Todo empezó con León de Greiff. Con un retrato del poeta hecho de palabras, sus propias palabras. Un soneto que escribió sobre sí mismo va perfilando su figura.El verso "Poeta... en ocasiones, aunque imbrico / música y poesía, verbo y clave, / dolor y burla, rictus y pirueta" delinea sus barbas y sus gafas, algunos mechones rebeldes.
Lo vemos, allí, amoroso. Y vemos, también, cómo la obra de Johanna Calle (1965) fue tomada por las palabras para hacerse dibujos. De esto ya hace casi una década. Hoy su trabajo no cesa de exponerse en ferias y exposiciones de relevancia mundial e interesa a coleccionistas tanto locales como extranjeros.
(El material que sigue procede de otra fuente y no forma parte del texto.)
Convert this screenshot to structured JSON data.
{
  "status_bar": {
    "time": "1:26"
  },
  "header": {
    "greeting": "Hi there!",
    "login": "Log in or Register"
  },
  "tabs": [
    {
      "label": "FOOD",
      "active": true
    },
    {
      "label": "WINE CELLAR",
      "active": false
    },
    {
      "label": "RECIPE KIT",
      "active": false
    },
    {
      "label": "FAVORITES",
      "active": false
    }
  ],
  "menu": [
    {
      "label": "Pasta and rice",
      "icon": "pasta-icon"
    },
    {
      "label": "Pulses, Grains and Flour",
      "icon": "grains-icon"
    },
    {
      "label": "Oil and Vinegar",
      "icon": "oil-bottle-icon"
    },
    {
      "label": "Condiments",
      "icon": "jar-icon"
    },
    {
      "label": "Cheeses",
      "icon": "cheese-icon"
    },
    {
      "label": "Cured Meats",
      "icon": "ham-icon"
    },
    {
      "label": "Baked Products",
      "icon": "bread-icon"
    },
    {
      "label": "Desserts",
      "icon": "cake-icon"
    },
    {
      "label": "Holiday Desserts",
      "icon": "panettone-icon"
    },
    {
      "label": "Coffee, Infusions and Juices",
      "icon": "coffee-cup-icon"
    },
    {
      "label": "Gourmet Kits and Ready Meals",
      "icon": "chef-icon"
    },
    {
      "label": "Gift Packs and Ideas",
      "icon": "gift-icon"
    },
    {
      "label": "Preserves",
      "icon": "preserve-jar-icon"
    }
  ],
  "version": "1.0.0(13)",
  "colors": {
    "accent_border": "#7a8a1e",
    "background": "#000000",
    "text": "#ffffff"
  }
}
De ahí que su presencia este año en la XII Bienal de Estambul con el libro de artista 'Abecé' sea un resultado lógico de su juicioso oficio. Luego de los retratos de los poetas, siguieron 'Zona Tórrida' (2006) y 'Laconia' (2007), dos extensiones de su trabajo con el lenguaje. La primera exposición develaba una belleza en doble faz.
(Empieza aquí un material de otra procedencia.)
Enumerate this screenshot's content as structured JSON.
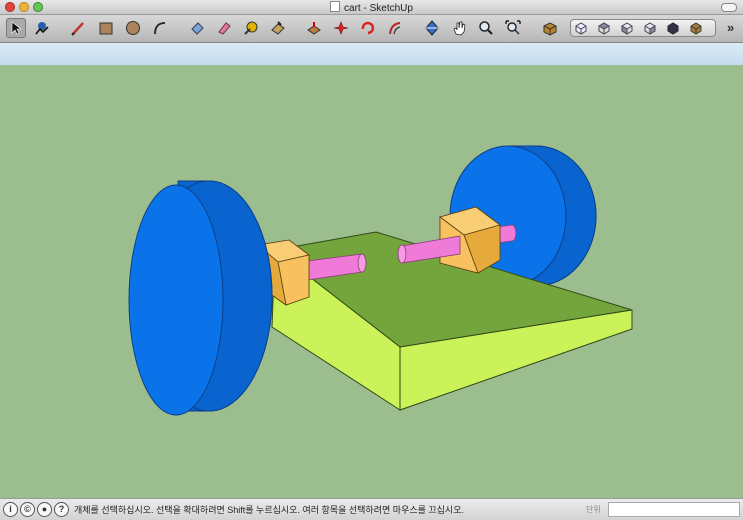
{
  "window": {
    "title": "cart - SketchUp"
  },
  "toolbar": {
    "tools": [
      "select-icon",
      "component-icon",
      "pencil-icon",
      "rectangle-icon",
      "circle-icon",
      "arc-icon",
      "eraser-icon",
      "paint-bucket-icon",
      "tape-measure-icon",
      "push-pull-icon",
      "move-icon",
      "rotate-icon",
      "follow-me-icon",
      "orbit-icon",
      "pan-icon",
      "zoom-icon",
      "zoom-extents-icon",
      "components-icon"
    ],
    "views": [
      "iso-view-icon",
      "top-view-icon",
      "front-view-icon",
      "right-view-icon",
      "back-view-icon",
      "left-view-icon"
    ],
    "overflow_label": "»"
  },
  "model": {
    "board_top_color": "#74a53d",
    "board_side_color": "#ccf25a",
    "wheel_color": "#0b73ea",
    "axle_color": "#f07ad8",
    "bearing_color": "#f6c15e"
  },
  "statusbar": {
    "message": "개체를 선택하십시오. 선택을 확대하려면 Shift를 누르십시오. 여러 항목을 선택하려면 마우스를 끄십시오.",
    "measure_label": "단위",
    "measure_value": ""
  }
}
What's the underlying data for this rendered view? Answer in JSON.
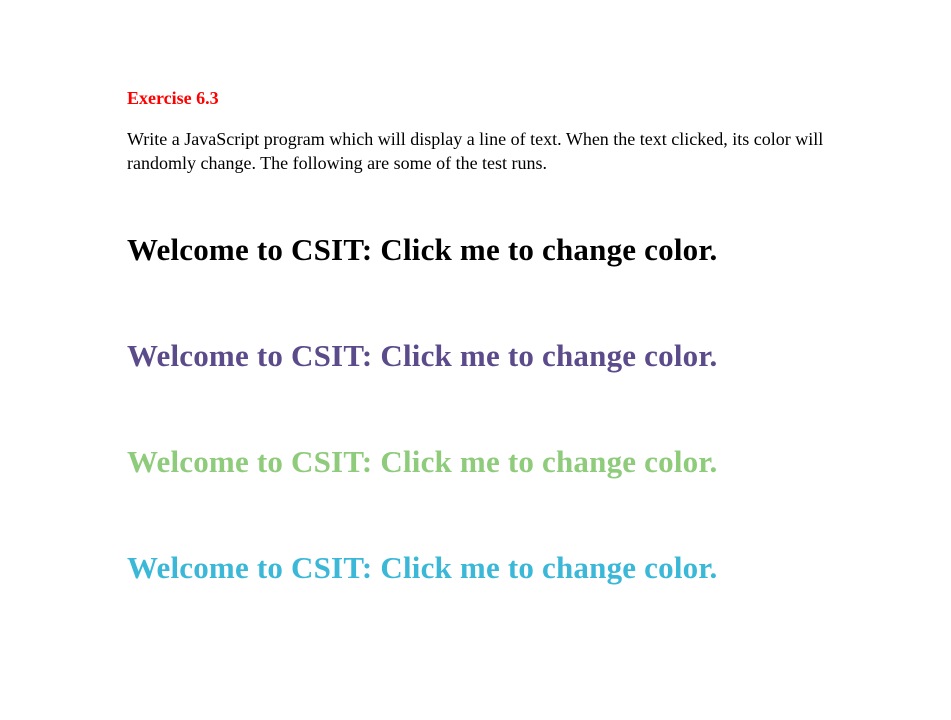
{
  "exercise": {
    "title": "Exercise 6.3",
    "description": "Write a JavaScript program which will display a line of text. When the text clicked, its color will randomly change. The following are some of the test runs."
  },
  "samples": [
    {
      "text": "Welcome to CSIT: Click me to change color.",
      "color": "#000000"
    },
    {
      "text": "Welcome to CSIT: Click me to change color.",
      "color": "#5b4b8a"
    },
    {
      "text": "Welcome to CSIT: Click me to change color.",
      "color": "#8ecb7a"
    },
    {
      "text": "Welcome to CSIT: Click me to change color.",
      "color": "#3bb8d8"
    }
  ]
}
Una delicada muestra de dibujos botánicos estaba construida, invasivamente, por las palabras de un estudio científico que demostraba cómo la contaminación está mutando a la naturaleza; un malestar disfrazado.
Luego, en 'Laconia', creó un mundo regido por la falta de justicia -transcribe todo 'El proceso' de Kafka- y en el que la prensa está llena de palabras huecas, inexactas, mentirosas.
Los dibujos, aparentemente inofensivos, tomaban vida propia gracias al poder de las palabras. Calle cita al propio De Greiff y aparece entonces una consigna que acompaña su trabajo: "Hay que escribir claro, pensando turbio..." decía el poeta.
"Yo diría que hay que pensar claro, dibujando turbio", asegura la artista. Y eso son sus dibujos, tan hermosos como obsesivos y perturbadores. 'Abecé', su obra más reciente, va a la esencia del lenguaje que tanto ha usado durante estos años: el alfabeto.
Cada letra, que bautiza como la be, la ce, la de, la pe, la ene, la zeta... en letra pegada y entrenada, es una entidad propia. Algunas se buscan y se encuentran, otras se repelen, otras simplemente están, indiferentes.
"Calle postula convenciones lingüísticas como contratos sociales que contienen latentes estructuras simbólicas de poder. Ella usa el dominio del arte para interrogar o ignorar las reglas de la gramática y las del arte del dibujo: construye sistemas basados en sus propias reglas y códigos inventados", describe Ana Sokoloff, coeditora del libro junto con Donna Wintgate (S/W Ediciones, de Nueva York).
El libro también contó con la colaboración de la galería Casas Riegner. Las palabras. Serán las palabras, Muchas de ellas turbias, como diría el poeta.